CEOs that allow themselves to be ruled by ego and emotion, that need to see their name in news headlines (“Narcissist” CEOs as defined by Stanford Professor Charles O’Reilly), are more likely to take significant risks – including impulsive M&A transactions – at the expense of a thoughtful, long-term operating strategy.
Stanford’s O’Reilly has done much work on this subject (I communicated with O’Reilly at length in 2018 for our CEORater CEO Personality service). We have previously written about O’Reilly’s work in “Narcissistic CEOs Carry Greater Legal Risk” and “CEO Narcissism & Company-Specific Risk“.

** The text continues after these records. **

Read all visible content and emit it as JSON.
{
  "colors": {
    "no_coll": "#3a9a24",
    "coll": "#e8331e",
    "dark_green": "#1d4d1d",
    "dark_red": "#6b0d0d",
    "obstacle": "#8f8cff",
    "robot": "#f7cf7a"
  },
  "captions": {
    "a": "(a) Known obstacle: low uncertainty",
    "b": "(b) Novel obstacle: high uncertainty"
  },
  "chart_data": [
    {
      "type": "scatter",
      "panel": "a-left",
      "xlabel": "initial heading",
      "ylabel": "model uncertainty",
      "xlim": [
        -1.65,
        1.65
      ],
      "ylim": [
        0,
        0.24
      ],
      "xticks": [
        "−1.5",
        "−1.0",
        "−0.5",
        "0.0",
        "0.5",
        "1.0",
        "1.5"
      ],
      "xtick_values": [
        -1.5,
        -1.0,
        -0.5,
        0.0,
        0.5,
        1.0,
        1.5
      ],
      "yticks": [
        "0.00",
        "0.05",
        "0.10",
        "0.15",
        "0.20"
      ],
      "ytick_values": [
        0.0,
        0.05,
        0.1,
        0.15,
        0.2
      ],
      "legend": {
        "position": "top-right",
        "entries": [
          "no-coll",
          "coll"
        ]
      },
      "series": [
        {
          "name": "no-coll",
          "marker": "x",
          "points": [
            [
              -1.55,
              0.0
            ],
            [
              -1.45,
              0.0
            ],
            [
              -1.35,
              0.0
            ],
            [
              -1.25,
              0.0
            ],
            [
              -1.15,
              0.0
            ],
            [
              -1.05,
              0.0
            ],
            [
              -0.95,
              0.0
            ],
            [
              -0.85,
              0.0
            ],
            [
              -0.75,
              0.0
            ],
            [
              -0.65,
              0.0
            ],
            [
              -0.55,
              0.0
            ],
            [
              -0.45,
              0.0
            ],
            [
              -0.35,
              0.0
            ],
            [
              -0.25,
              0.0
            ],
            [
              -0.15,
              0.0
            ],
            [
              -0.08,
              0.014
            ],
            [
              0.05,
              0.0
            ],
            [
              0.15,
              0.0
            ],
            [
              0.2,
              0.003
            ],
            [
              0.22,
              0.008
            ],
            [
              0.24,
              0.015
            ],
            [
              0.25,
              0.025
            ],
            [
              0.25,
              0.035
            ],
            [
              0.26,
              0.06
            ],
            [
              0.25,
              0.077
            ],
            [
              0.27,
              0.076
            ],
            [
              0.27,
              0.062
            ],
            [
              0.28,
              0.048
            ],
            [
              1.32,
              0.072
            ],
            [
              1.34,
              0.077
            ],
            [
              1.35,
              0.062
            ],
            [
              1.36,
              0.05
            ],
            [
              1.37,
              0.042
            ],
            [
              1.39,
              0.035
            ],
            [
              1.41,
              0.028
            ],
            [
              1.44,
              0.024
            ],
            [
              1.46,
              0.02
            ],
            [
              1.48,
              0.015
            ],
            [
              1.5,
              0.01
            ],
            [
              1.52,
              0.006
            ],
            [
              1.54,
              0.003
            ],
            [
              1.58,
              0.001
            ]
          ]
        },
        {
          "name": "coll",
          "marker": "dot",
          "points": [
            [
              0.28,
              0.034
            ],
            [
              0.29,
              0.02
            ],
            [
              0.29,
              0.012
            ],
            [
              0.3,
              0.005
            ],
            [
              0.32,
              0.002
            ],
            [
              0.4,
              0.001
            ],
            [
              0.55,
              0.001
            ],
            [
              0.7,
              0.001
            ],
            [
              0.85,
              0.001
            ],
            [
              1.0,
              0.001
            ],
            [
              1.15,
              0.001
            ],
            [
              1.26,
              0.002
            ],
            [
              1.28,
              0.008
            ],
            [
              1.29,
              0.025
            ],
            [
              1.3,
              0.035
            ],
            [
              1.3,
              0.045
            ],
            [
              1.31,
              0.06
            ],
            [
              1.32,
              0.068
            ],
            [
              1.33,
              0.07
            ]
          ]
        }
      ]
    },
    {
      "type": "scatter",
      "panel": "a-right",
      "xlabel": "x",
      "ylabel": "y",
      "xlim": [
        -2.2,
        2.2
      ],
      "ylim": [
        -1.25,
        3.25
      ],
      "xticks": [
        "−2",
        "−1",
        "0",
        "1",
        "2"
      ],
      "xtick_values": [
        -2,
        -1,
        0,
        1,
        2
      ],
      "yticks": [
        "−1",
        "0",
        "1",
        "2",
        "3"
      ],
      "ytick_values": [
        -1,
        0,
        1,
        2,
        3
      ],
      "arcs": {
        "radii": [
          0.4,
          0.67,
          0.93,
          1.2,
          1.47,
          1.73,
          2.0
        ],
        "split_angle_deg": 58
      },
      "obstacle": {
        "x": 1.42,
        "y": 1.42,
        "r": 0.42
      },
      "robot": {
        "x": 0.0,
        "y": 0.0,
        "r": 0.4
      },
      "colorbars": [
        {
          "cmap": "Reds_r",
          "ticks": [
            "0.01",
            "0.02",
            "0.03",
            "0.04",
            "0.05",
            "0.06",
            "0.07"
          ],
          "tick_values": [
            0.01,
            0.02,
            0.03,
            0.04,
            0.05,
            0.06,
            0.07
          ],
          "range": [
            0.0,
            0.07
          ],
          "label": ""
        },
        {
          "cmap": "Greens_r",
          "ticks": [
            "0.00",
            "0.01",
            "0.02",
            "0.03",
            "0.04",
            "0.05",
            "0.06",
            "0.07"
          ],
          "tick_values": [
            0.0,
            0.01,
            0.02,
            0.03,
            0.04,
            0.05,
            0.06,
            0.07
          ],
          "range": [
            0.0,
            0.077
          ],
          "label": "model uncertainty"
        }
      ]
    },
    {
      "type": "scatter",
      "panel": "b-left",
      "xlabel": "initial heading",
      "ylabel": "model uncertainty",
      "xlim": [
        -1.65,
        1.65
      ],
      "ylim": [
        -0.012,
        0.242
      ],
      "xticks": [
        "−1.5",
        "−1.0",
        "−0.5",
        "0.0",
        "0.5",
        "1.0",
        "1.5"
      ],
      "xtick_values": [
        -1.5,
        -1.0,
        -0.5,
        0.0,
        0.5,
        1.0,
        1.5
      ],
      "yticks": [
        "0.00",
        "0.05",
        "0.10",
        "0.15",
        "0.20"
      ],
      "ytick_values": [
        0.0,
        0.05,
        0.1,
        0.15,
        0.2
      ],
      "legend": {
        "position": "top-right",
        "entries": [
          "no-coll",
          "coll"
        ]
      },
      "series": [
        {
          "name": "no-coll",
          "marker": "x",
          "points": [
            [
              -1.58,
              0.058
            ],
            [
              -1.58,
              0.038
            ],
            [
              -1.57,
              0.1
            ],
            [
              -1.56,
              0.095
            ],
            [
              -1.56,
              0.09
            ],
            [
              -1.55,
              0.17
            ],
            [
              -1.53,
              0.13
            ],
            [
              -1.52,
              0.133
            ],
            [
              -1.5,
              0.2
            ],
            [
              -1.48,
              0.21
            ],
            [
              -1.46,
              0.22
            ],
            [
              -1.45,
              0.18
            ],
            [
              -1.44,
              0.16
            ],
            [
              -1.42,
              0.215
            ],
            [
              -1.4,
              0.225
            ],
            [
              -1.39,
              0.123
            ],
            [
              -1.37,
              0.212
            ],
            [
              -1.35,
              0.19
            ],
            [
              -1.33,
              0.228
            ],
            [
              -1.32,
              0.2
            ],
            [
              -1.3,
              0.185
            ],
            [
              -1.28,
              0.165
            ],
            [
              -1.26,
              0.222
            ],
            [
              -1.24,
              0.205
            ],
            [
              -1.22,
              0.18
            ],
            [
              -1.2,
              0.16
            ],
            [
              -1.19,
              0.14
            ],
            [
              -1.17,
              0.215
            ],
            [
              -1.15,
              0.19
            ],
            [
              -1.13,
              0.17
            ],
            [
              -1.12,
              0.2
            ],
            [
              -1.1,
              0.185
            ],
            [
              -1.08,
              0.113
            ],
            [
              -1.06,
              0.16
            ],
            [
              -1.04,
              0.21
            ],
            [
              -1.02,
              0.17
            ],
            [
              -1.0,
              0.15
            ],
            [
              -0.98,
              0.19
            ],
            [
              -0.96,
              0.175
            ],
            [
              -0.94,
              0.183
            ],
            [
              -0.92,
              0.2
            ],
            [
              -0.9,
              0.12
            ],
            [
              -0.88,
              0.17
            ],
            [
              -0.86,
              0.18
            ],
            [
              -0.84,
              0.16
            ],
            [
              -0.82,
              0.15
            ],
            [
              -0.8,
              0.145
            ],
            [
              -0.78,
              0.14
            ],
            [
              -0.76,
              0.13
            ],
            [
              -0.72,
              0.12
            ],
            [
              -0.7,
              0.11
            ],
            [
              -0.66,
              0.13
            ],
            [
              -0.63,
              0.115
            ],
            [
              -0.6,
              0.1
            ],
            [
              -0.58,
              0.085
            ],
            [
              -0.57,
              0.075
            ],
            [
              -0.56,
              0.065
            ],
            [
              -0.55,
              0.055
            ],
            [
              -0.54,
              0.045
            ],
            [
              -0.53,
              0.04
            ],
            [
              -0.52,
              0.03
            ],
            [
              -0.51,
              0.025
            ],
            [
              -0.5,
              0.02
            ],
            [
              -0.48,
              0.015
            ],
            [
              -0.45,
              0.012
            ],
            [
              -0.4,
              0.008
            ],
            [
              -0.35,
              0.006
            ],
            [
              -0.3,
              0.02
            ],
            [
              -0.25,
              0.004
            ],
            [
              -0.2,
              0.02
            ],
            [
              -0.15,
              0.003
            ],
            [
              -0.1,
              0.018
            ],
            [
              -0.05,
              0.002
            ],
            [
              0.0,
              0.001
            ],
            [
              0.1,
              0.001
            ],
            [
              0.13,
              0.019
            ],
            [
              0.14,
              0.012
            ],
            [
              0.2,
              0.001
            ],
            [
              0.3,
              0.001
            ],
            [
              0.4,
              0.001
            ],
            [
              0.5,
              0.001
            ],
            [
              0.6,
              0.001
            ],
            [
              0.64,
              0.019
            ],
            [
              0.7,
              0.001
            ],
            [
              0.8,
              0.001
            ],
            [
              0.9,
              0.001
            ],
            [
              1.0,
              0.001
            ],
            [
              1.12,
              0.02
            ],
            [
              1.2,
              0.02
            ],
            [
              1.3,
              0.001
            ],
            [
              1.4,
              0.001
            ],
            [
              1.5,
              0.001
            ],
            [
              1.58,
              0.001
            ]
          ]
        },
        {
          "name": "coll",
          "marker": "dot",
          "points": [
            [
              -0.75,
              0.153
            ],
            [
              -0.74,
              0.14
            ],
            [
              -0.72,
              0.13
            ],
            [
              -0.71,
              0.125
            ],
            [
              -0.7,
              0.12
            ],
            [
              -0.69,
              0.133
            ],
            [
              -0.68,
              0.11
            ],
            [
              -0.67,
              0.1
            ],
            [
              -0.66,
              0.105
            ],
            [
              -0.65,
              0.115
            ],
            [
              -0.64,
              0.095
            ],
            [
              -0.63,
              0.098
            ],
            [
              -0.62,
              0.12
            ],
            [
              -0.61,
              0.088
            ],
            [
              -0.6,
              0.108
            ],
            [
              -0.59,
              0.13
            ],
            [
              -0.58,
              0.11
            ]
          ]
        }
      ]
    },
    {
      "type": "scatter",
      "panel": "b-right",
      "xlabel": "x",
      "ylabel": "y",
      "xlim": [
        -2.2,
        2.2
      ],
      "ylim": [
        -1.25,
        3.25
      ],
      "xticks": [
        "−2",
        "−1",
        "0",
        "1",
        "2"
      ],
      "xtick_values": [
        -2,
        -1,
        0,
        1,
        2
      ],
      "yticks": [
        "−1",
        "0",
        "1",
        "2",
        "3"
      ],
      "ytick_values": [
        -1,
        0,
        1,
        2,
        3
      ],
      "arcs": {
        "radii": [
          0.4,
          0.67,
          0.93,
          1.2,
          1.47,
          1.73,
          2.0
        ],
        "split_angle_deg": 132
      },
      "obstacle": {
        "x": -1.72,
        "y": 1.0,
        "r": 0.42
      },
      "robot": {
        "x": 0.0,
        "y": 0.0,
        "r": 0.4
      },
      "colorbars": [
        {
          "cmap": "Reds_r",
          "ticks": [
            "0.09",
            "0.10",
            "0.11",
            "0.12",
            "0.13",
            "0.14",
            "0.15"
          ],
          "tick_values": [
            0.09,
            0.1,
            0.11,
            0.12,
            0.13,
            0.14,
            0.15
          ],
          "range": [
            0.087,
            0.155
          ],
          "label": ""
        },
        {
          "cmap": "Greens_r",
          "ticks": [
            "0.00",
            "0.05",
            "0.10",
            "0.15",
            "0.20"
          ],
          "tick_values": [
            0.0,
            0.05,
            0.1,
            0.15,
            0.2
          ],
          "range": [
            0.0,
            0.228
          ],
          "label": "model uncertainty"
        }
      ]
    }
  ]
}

Oracle (tkr: ORCL) founder & CTO Larry Ellison (Oracle’s driving force) is a narcissist. Oracle’s TikTok deal is a great example of a CEO (in Oracle’s case a founder), allowing his ego to win the day over logic. We have written about the deal on two previous occasions. Our thesis is that Oracle should abstain from the TikTok deal given that TikTok’s recommendation engine will not be included in the deal.
The TikTok deal is 99% “sizzle” from our perspective. It smacks of Ellison trying to re-write his legacy. Oracle has been late to the party or entirely missed major Technology trends over the past 20 years. Examples include: Search (miss), Cloud/SaaS applications (late) and moving its Database offerings to the cloud (late).
Oracle isn’t getting meaningful IP in the deal. User data is the consolation prize. Typically that user data would be used to improve the recommendation engine. Since Oracle won’t own the recommendation engine it means that Oracle won’t be able to strategically leverage the user data that will reside in Oracle Cloud. It also means that ByteDance will have access to that data set.
Thus, Ellison and Oracle win newspaper headlines but gain little of value. Publishers such as the WSJ (who do not know what they are talking about) praise the deal as a win for Ellison and Oracle. Oracle shareholders should be less than thrilled.